About Lois Conner
Lois Conner is an American photographer. She is noted particularly for her platinum print landscapes that she produces with a 7” x 17” format banquet camera. She has been awarded a John Simon Guggenheim Memorial Foundation grant and a National Endowment for the Arts Fellowship. Recently, she was the recipient of the Anonymous Was a Woman fellowship. Conner’s work has been shown at museums internationally and included in such collections as the Museum of Modern Art, the Metropolitan Museum of Art, the Sackler Gallery in Washington, D.C., the Australian National Gallery in Canberra, the Victoria and Albert Museum in London and the British Library.
Lois Conner received her BFA in photography from the Pratt Institute. At Yale University, where she received her MFA, she met and studied with Tod Papageorge and Richard Benson. She moved to New York City in 1971 where she worked for the United Nations until 1984.
From the fall of 1991 through the spring of 2000, she directed the Undergraduate Photography Program at Yale University, while also serving as a critic and teacher in the Graduate Program. Other teaching venues include Princeton University, Stanford University, the China Academy of Art in Hangzhou, and the International Center of Photography in New York. Currently she is teaching at Sarah Lawrence College in New York.
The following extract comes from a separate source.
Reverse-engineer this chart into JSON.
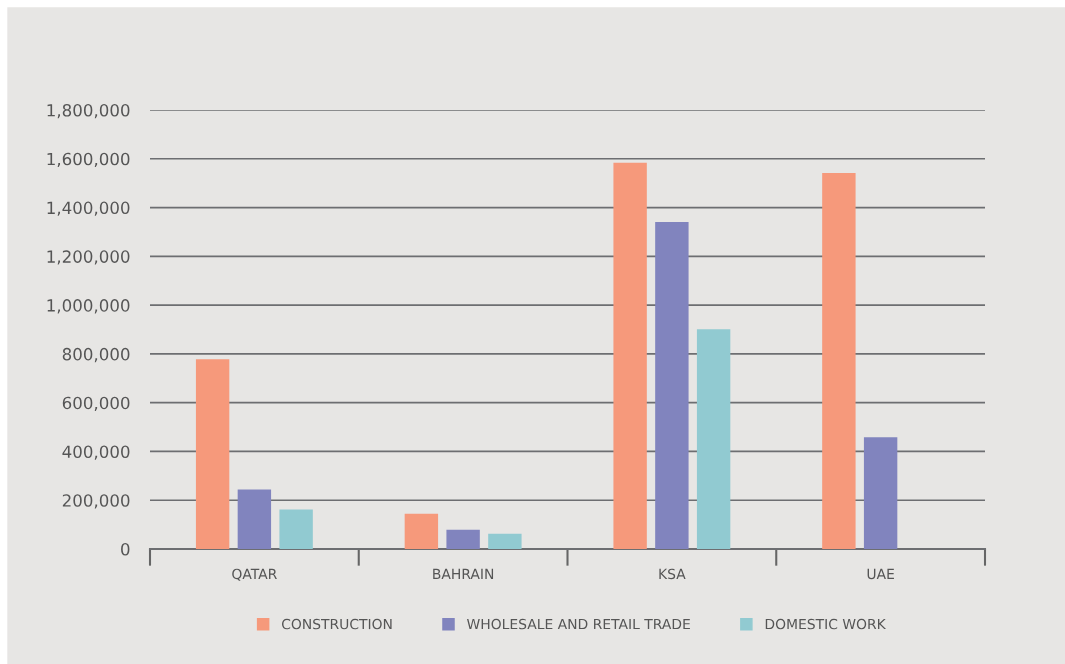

The Sackler Gallery in Washington (National Museum of Art) presented a retrospective of her work, Landscape as Culture, in 1993. Recent exhibitions include two solo shows in 2007: Twirling the Lotus: Photographs of China and Tibet in London, and China Lucida in Paris. A book of her work: China, The Photographs of Lois Conner, was published by Callaway Editions in 2000. Upcoming publications include: American Trees, Yale University Art Gallery, a book on the Lotus, and Beijing Spectacle-Ruination and Reinvention. Recent work has included a series of portraits of pregnant women.